Él lo sabía. Lao Jiang sabía que estábamos en una trampa de grisú. Lo había comprendido al mismo tiempo que yo y había decidido, en nombre de todos, que había que correr el riesgo. Supongo que pensaba que nadie más se había dado cuenta.

– Caminad más rápido, niños -les pedí, empujando con el hombro a Biao y tironeando de la mano fría de Fernanda.

¿Qué pasaba por la mente del anticuario? Algo le ocurría y necesitaba saber qué era. Dejé una nueva turquesa en el suelo y, cuando me incorporé, además de luchar por mantener el equilibrio, tropecé con la cara de mi sobrina que se había inclinado para hablar conmigo sin que los demás se enteraran.

– ¡Ay! -exclamé, llevándome una mano a la cabeza.

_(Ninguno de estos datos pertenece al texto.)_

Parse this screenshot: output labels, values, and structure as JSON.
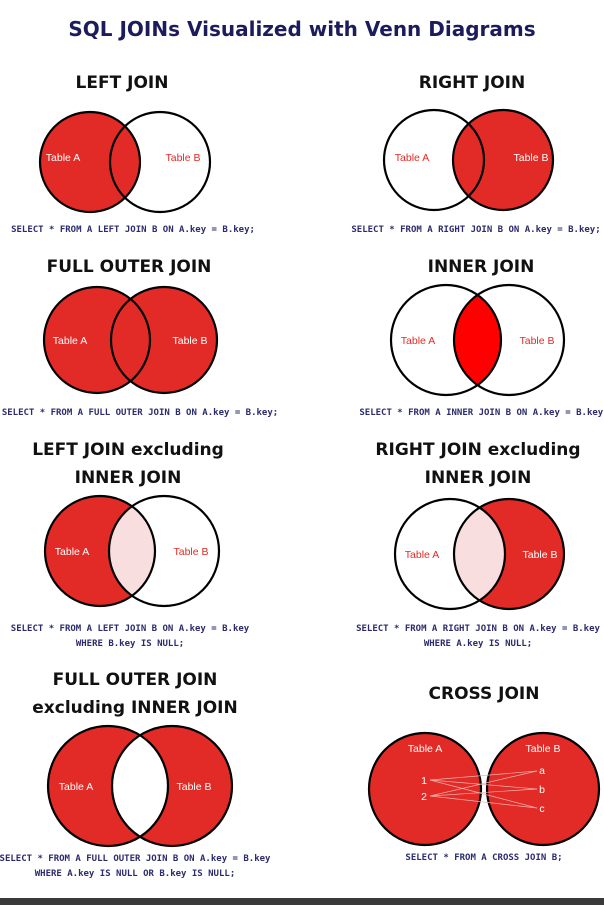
{
  "title": "SQL JOINs Visualized with Venn Diagrams",
  "colors": {
    "red": "#e22b26",
    "bright_red": "#ff0000",
    "pale": "#f8dede",
    "navy": "#1c1c5c"
  },
  "panels": [
    {
      "heading": [
        "LEFT JOIN"
      ],
      "label_a": "Table A",
      "label_b": "Table B",
      "code": [
        "SELECT * FROM A LEFT JOIN B ON A.key = B.key;"
      ]
    },
    {
      "heading": [
        "RIGHT JOIN"
      ],
      "label_a": "Table A",
      "label_b": "Table B",
      "code": [
        "SELECT * FROM A RIGHT JOIN B ON A.key = B.key;"
      ]
    },
    {
      "heading": [
        "FULL OUTER JOIN"
      ],
      "label_a": "Table A",
      "label_b": "Table B",
      "code": [
        "SELECT * FROM A FULL OUTER JOIN B ON A.key = B.key;"
      ]
    },
    {
      "heading": [
        "INNER JOIN"
      ],
      "label_a": "Table A",
      "label_b": "Table B",
      "code": [
        "SELECT * FROM A INNER JOIN B ON A.key = B.key;"
      ]
    },
    {
      "heading": [
        "LEFT JOIN excluding",
        "INNER JOIN"
      ],
      "label_a": "Table A",
      "label_b": "Table B",
      "code": [
        "SELECT * FROM A LEFT JOIN B ON A.key = B.key",
        "WHERE B.key IS NULL;"
      ]
    },
    {
      "heading": [
        "RIGHT JOIN excluding",
        "INNER JOIN"
      ],
      "label_a": "Table A",
      "label_b": "Table B",
      "code": [
        "SELECT * FROM A RIGHT JOIN B ON A.key = B.key",
        "WHERE A.key IS NULL;"
      ]
    },
    {
      "heading": [
        "FULL OUTER JOIN",
        "excluding INNER JOIN"
      ],
      "label_a": "Table A",
      "label_b": "Table B",
      "code": [
        "SELECT * FROM A FULL OUTER JOIN B ON A.key = B.key",
        "WHERE A.key IS NULL OR B.key IS NULL;"
      ]
    },
    {
      "heading": [
        "CROSS JOIN"
      ],
      "label_a": "Table A",
      "label_b": "Table B",
      "rows_a": [
        "1",
        "2"
      ],
      "rows_b": [
        "a",
        "b",
        "c"
      ],
      "code": [
        "SELECT * FROM A CROSS JOIN B;"
      ]
    }
  ]
}
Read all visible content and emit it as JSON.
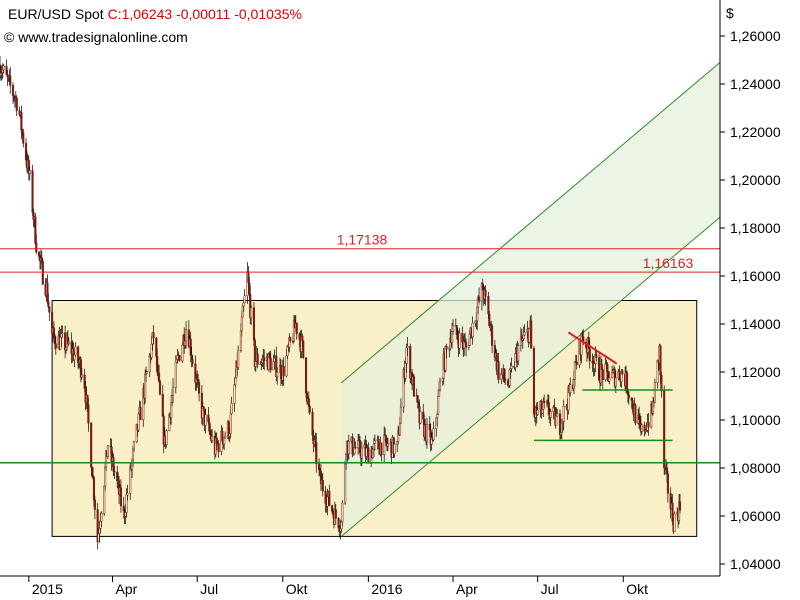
{
  "header": {
    "symbol": "EUR/USD Spot",
    "quote": "C:1,06243 -0,00011 -0,01035%"
  },
  "watermark": "© www.tradesignalonline.com",
  "colors": {
    "candle_body": "#7a1a10",
    "wick": "#000000",
    "resistance_lines": "#e02020",
    "support_lines": "#1a8a1a",
    "range_box_fill": "#f9f0c8",
    "channel_line": "#2e8b2e",
    "channel_fill": "#e6f0dc"
  },
  "chart_data": {
    "type": "candlestick",
    "currency_label": "$",
    "ylim": [
      1.035,
      1.275
    ],
    "y_ticks": [
      "1,26000",
      "1,24000",
      "1,22000",
      "1,20000",
      "1,18000",
      "1,16000",
      "1,14000",
      "1,12000",
      "1,10000",
      "1,08000",
      "1,06000",
      "1,04000"
    ],
    "y_tick_values": [
      1.26,
      1.24,
      1.22,
      1.2,
      1.18,
      1.16,
      1.14,
      1.12,
      1.1,
      1.08,
      1.06,
      1.04
    ],
    "x_ticks": [
      "2015",
      "Apr",
      "Jul",
      "Okt",
      "2016",
      "Apr",
      "Jul",
      "Okt"
    ],
    "x_tick_dates": [
      "2015-01-01",
      "2015-04-01",
      "2015-07-01",
      "2015-10-01",
      "2016-01-01",
      "2016-04-01",
      "2016-07-01",
      "2016-10-01"
    ],
    "x_range": [
      "2014-12-01",
      "2017-01-13"
    ],
    "price_path": [
      [
        "2014-12-01",
        1.248
      ],
      [
        "2014-12-20",
        1.232
      ],
      [
        "2015-01-02",
        1.2
      ],
      [
        "2015-01-10",
        1.17
      ],
      [
        "2015-01-20",
        1.155
      ],
      [
        "2015-01-26",
        1.135
      ],
      [
        "2015-02-15",
        1.13
      ],
      [
        "2015-03-01",
        1.12
      ],
      [
        "2015-03-10",
        1.08
      ],
      [
        "2015-03-16",
        1.05
      ],
      [
        "2015-03-27",
        1.09
      ],
      [
        "2015-04-05",
        1.075
      ],
      [
        "2015-04-13",
        1.06
      ],
      [
        "2015-04-25",
        1.09
      ],
      [
        "2015-05-15",
        1.135
      ],
      [
        "2015-05-27",
        1.09
      ],
      [
        "2015-06-10",
        1.125
      ],
      [
        "2015-06-20",
        1.14
      ],
      [
        "2015-06-28",
        1.12
      ],
      [
        "2015-07-05",
        1.105
      ],
      [
        "2015-07-20",
        1.088
      ],
      [
        "2015-08-05",
        1.097
      ],
      [
        "2015-08-24",
        1.16
      ],
      [
        "2015-09-01",
        1.125
      ],
      [
        "2015-09-15",
        1.125
      ],
      [
        "2015-10-01",
        1.12
      ],
      [
        "2015-10-15",
        1.14
      ],
      [
        "2015-10-22",
        1.13
      ],
      [
        "2015-10-30",
        1.1
      ],
      [
        "2015-11-10",
        1.075
      ],
      [
        "2015-11-26",
        1.06
      ],
      [
        "2015-12-03",
        1.057
      ],
      [
        "2015-12-08",
        1.09
      ],
      [
        "2015-12-31",
        1.086
      ],
      [
        "2016-01-15",
        1.09
      ],
      [
        "2016-02-01",
        1.088
      ],
      [
        "2016-02-11",
        1.13
      ],
      [
        "2016-02-25",
        1.1
      ],
      [
        "2016-03-10",
        1.09
      ],
      [
        "2016-03-20",
        1.12
      ],
      [
        "2016-03-31",
        1.138
      ],
      [
        "2016-04-15",
        1.13
      ],
      [
        "2016-05-03",
        1.155
      ],
      [
        "2016-05-20",
        1.12
      ],
      [
        "2016-05-31",
        1.115
      ],
      [
        "2016-06-10",
        1.13
      ],
      [
        "2016-06-23",
        1.138
      ],
      [
        "2016-06-27",
        1.102
      ],
      [
        "2016-07-10",
        1.105
      ],
      [
        "2016-07-25",
        1.098
      ],
      [
        "2016-08-05",
        1.112
      ],
      [
        "2016-08-18",
        1.135
      ],
      [
        "2016-09-05",
        1.12
      ],
      [
        "2016-09-20",
        1.118
      ],
      [
        "2016-10-01",
        1.12
      ],
      [
        "2016-10-20",
        1.094
      ],
      [
        "2016-11-01",
        1.103
      ],
      [
        "2016-11-09",
        1.129
      ],
      [
        "2016-11-14",
        1.08
      ],
      [
        "2016-11-24",
        1.058
      ],
      [
        "2016-12-01",
        1.064
      ]
    ],
    "annotations": {
      "resistance": [
        {
          "value": 1.17138,
          "label": "1,17138"
        },
        {
          "value": 1.16163,
          "label": "1,16163"
        }
      ],
      "support_line": {
        "value": 1.0822
      },
      "range_box": {
        "from": "2015-01-26",
        "to": "2016-12-19",
        "low": 1.0515,
        "high": 1.1498
      },
      "uptrend_channel": {
        "start": [
          "2015-12-03",
          1.0515
        ],
        "end": [
          "2017-01-13",
          1.1845
        ],
        "upper_start": [
          "2015-12-03",
          1.1155
        ],
        "upper_end": [
          "2017-01-13",
          1.249
        ]
      },
      "red_trendline": {
        "from": [
          "2016-08-03",
          1.1365
        ],
        "to": [
          "2016-09-24",
          1.1235
        ]
      },
      "green_lines": [
        {
          "from": [
            "2016-08-18",
            1.1125
          ],
          "to": [
            "2016-11-23",
            1.1125
          ]
        },
        {
          "from": [
            "2016-06-27",
            1.0915
          ],
          "to": [
            "2016-11-23",
            1.0915
          ]
        }
      ]
    }
  }
}
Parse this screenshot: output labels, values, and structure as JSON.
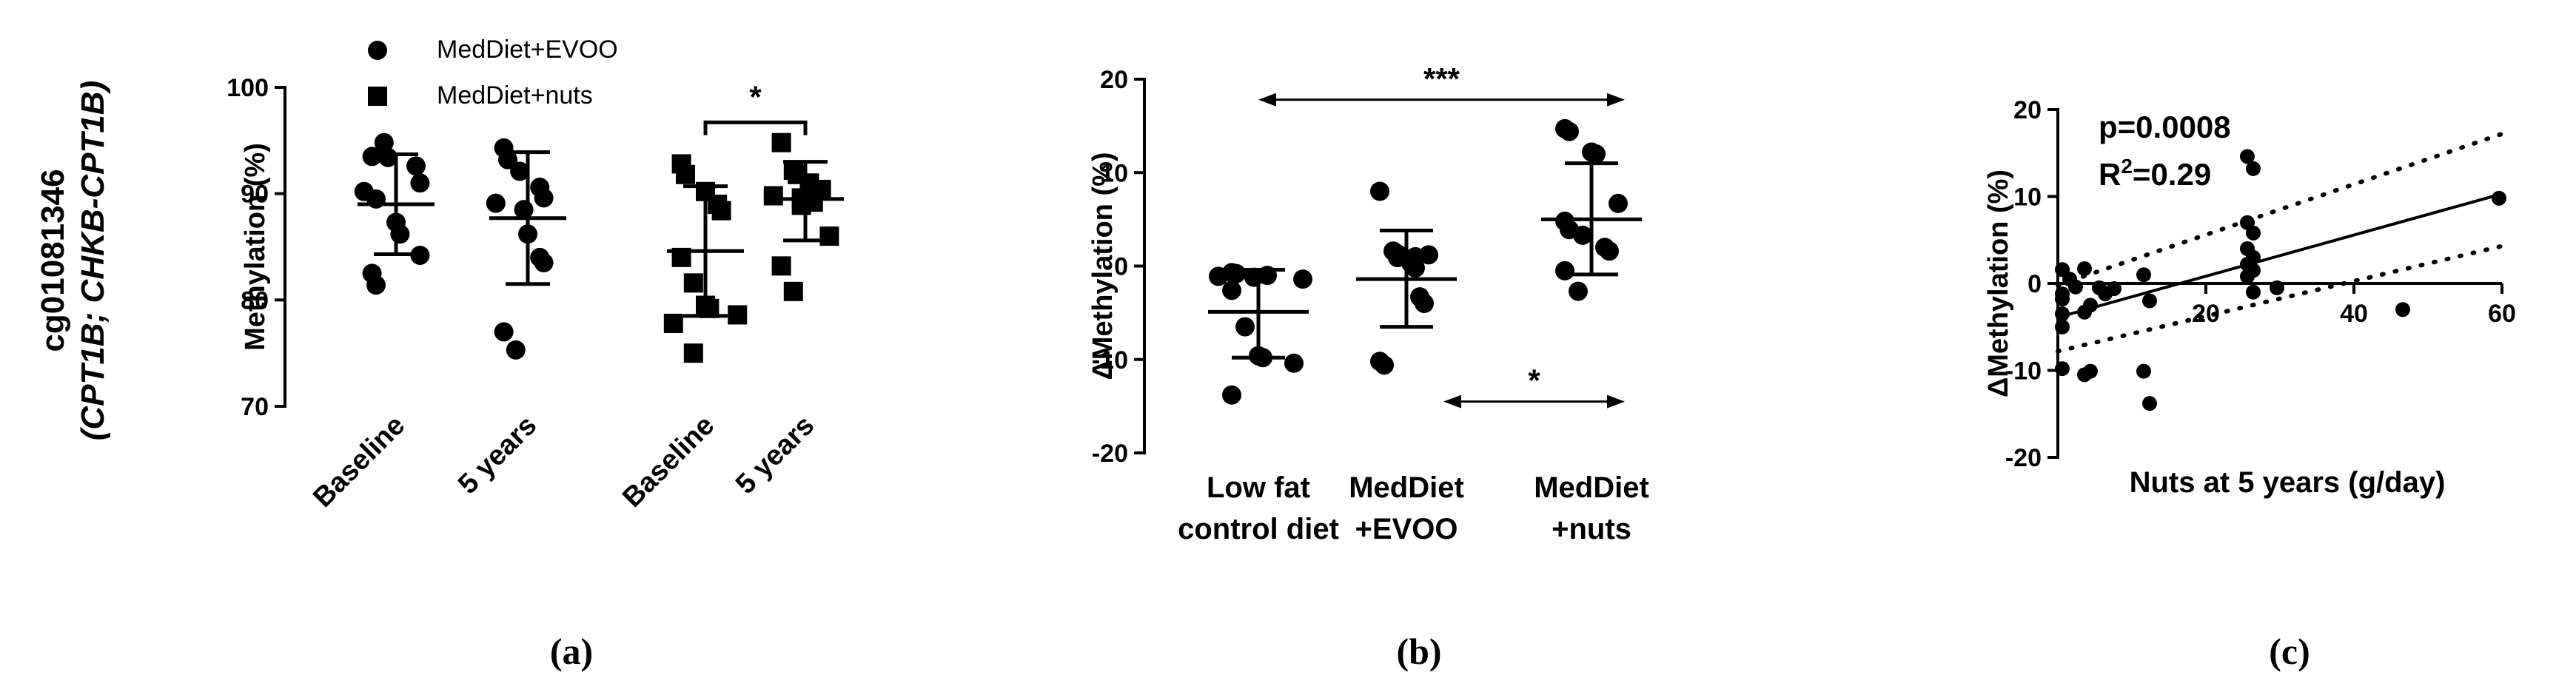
{
  "row_label": {
    "line1": "cg01081346",
    "line2": "(CPT1B; CHKB-CPT1B)"
  },
  "panel_labels": [
    "(a)",
    "(b)",
    "(c)"
  ],
  "chart_data": [
    {
      "id": "a",
      "type": "scatter",
      "title": "",
      "ylabel": "Methylation (%)",
      "xlabel": "",
      "ylim": [
        70,
        100
      ],
      "yticks": [
        70,
        80,
        90,
        100
      ],
      "categories": [
        "Baseline",
        "5 years",
        "Baseline",
        "5 years"
      ],
      "legend": [
        {
          "name": "MedDiet+EVOO",
          "marker": "circle"
        },
        {
          "name": "MedDiet+nuts",
          "marker": "square"
        }
      ],
      "series": [
        {
          "name": "MedDiet+EVOO",
          "category": "Baseline",
          "marker": "circle",
          "mean": 89.0,
          "sd_low": 84.3,
          "sd_high": 93.7,
          "values": [
            93.5,
            94.8,
            93.4,
            92.6,
            91.0,
            90.2,
            89.5,
            87.3,
            86.2,
            84.2,
            82.5,
            81.4
          ]
        },
        {
          "name": "MedDiet+EVOO",
          "category": "5 years",
          "marker": "circle",
          "mean": 87.7,
          "sd_low": 81.5,
          "sd_high": 93.9,
          "values": [
            94.3,
            93.2,
            92.1,
            90.6,
            89.6,
            89.1,
            88.5,
            86.2,
            84.0,
            83.5,
            77.0,
            75.3
          ]
        },
        {
          "name": "MedDiet+nuts",
          "category": "Baseline",
          "marker": "square",
          "mean": 84.6,
          "sd_low": 78.5,
          "sd_high": 90.7,
          "values": [
            92.8,
            91.8,
            90.2,
            89.0,
            88.4,
            84.0,
            81.6,
            79.5,
            79.2,
            78.6,
            77.8,
            75.0
          ]
        },
        {
          "name": "MedDiet+nuts",
          "category": "5 years",
          "marker": "square",
          "mean": 89.5,
          "sd_low": 85.6,
          "sd_high": 93.0,
          "values": [
            94.8,
            92.2,
            91.8,
            91.0,
            90.4,
            89.8,
            89.6,
            89.2,
            88.9,
            86.0,
            83.2,
            80.8
          ]
        }
      ],
      "annotations": [
        {
          "text": "*",
          "between": [
            "Baseline",
            "5 years"
          ],
          "group": "MedDiet+nuts"
        }
      ]
    },
    {
      "id": "b",
      "type": "scatter",
      "title": "",
      "ylabel": "ΔMethylation (%)",
      "xlabel": "",
      "ylim": [
        -20,
        20
      ],
      "yticks": [
        -20,
        -10,
        0,
        10,
        20
      ],
      "categories": [
        "Low fat control diet",
        "MedDiet +EVOO",
        "MedDiet +nuts"
      ],
      "category_lines": [
        [
          "Low fat",
          "control diet"
        ],
        [
          "MedDiet",
          "+EVOO"
        ],
        [
          "MedDiet",
          "+nuts"
        ]
      ],
      "series": [
        {
          "name": "Low fat control diet",
          "marker": "circle",
          "mean": -4.9,
          "sd_low": -9.8,
          "sd_high": -0.4,
          "values": [
            -0.7,
            -0.8,
            -1.0,
            -1.2,
            -1.4,
            -2.6,
            -6.5,
            -9.6,
            -9.8,
            -10.4,
            -13.8,
            -1.1
          ]
        },
        {
          "name": "MedDiet +EVOO",
          "marker": "circle",
          "mean": -1.4,
          "sd_low": -6.5,
          "sd_high": 3.8,
          "values": [
            8.0,
            1.6,
            1.3,
            1.2,
            1.0,
            0.9,
            0.3,
            -0.2,
            -3.3,
            -4.0,
            -10.2,
            -10.6
          ]
        },
        {
          "name": "MedDiet +nuts",
          "marker": "circle",
          "mean": 5.0,
          "sd_low": -0.9,
          "sd_high": 11.0,
          "values": [
            14.7,
            14.4,
            12.2,
            12.0,
            6.7,
            4.8,
            3.9,
            3.3,
            2.0,
            1.6,
            -0.5,
            -2.7
          ]
        }
      ],
      "annotations": [
        {
          "text": "***",
          "between": [
            "Low fat control diet",
            "MedDiet +nuts"
          ]
        },
        {
          "text": "*",
          "between": [
            "MedDiet +EVOO",
            "MedDiet +nuts"
          ]
        }
      ]
    },
    {
      "id": "c",
      "type": "scatter",
      "title": "",
      "xlabel": "Nuts at 5 years (g/day)",
      "ylabel": "ΔMethylation (%)",
      "xlim": [
        0,
        60
      ],
      "xticks": [
        20,
        40,
        60
      ],
      "ylim": [
        -20,
        20
      ],
      "yticks": [
        -20,
        -10,
        0,
        10,
        20
      ],
      "stats": {
        "p_text": "p=0.0008",
        "r2_prefix": "R",
        "r2_sup": "2",
        "r2_suffix": "=0.29"
      },
      "points": [
        {
          "x": 0,
          "y": 1.6
        },
        {
          "x": 0,
          "y": -1.2
        },
        {
          "x": 0,
          "y": -1.8
        },
        {
          "x": 0,
          "y": -3.5
        },
        {
          "x": 0,
          "y": -5.0
        },
        {
          "x": 0,
          "y": -9.8
        },
        {
          "x": 2,
          "y": 0.5
        },
        {
          "x": 2,
          "y": -0.4
        },
        {
          "x": 4,
          "y": 1.7
        },
        {
          "x": 4,
          "y": -2.5
        },
        {
          "x": 4,
          "y": -3.3
        },
        {
          "x": 4,
          "y": -10.1
        },
        {
          "x": 4,
          "y": -10.5
        },
        {
          "x": 6,
          "y": -0.5
        },
        {
          "x": 6,
          "y": -1.2
        },
        {
          "x": 8,
          "y": -0.6
        },
        {
          "x": 12,
          "y": 1.0
        },
        {
          "x": 12,
          "y": -2.0
        },
        {
          "x": 12,
          "y": -10.1
        },
        {
          "x": 12,
          "y": -13.8
        },
        {
          "x": 26,
          "y": 14.6
        },
        {
          "x": 26,
          "y": 13.2
        },
        {
          "x": 26,
          "y": 7.0
        },
        {
          "x": 26,
          "y": 5.8
        },
        {
          "x": 26,
          "y": 4.0
        },
        {
          "x": 26,
          "y": 3.0
        },
        {
          "x": 26,
          "y": 2.2
        },
        {
          "x": 26,
          "y": 1.5
        },
        {
          "x": 26,
          "y": 0.8
        },
        {
          "x": 26,
          "y": -1.0
        },
        {
          "x": 30,
          "y": -0.5
        },
        {
          "x": 47,
          "y": -3.0
        },
        {
          "x": 60,
          "y": 9.8
        }
      ],
      "fit_line": {
        "x": [
          0,
          60
        ],
        "y": [
          -3.9,
          10.3
        ]
      },
      "ci_upper": {
        "x": [
          0,
          60
        ],
        "y": [
          -0.2,
          17.2
        ]
      },
      "ci_lower": {
        "x": [
          0,
          60
        ],
        "y": [
          -7.8,
          4.3
        ]
      }
    }
  ]
}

El mentón de Fernanda casi me había agujereado el cráneo.

– ¡Uf! -dijo ella al mismo tiempo.

– ¿Qué les pasa? -gruñó Lao Jiang.

– Nada, siga caminando -le respondí desabridamente.

– ¿Por qué me suelta la mano y se agacha de vez en cuando, tía? -me susurró la niña al oído.

– Porque estoy dejando un rastro de piedrecitas blancas como Pulgarcito.

No sé si me creyó o si pensó que su tía se había vuelto loca de remate, pero no dijo nada. Me sujetó la mano con fuerza y seguimos avanzando. A partir de ese momento, noté que, cada vez que la soltaba y la volvía a coger, sus dedos apretaban los míos afectuosamente, como aprobando lo que hacía. Aquella niña era un tesoro. En bruto, desde luego, pero un tesoro.

– Otro hexagrama -anunció el maestro-. Permítanme comprobar cuál es.

Nos quedamos quietos, a la espera.

– K'un, «Lo Receptivo». Este signo es complicado y suele interpretarse en conjunción con el anterior, Ch'ien, «Lo Creativo». Ambos son como el yin y el yang.

– Al grano, maestro Jade Rojo -le ordenó el anticuario.

– Ciñéndonos al dictamen -abrevió éste, un tanto apurado-, «Lo Receptivo» implica que si el noble quiere avanzar solo, puede extraviarse mientras que si se deja conducir por otros con la perseverancia de una yegua, animal que combina la fuerza y la velocidad del caballo con la suavidad y docilidad de lo femenino, alcanzará el éxito.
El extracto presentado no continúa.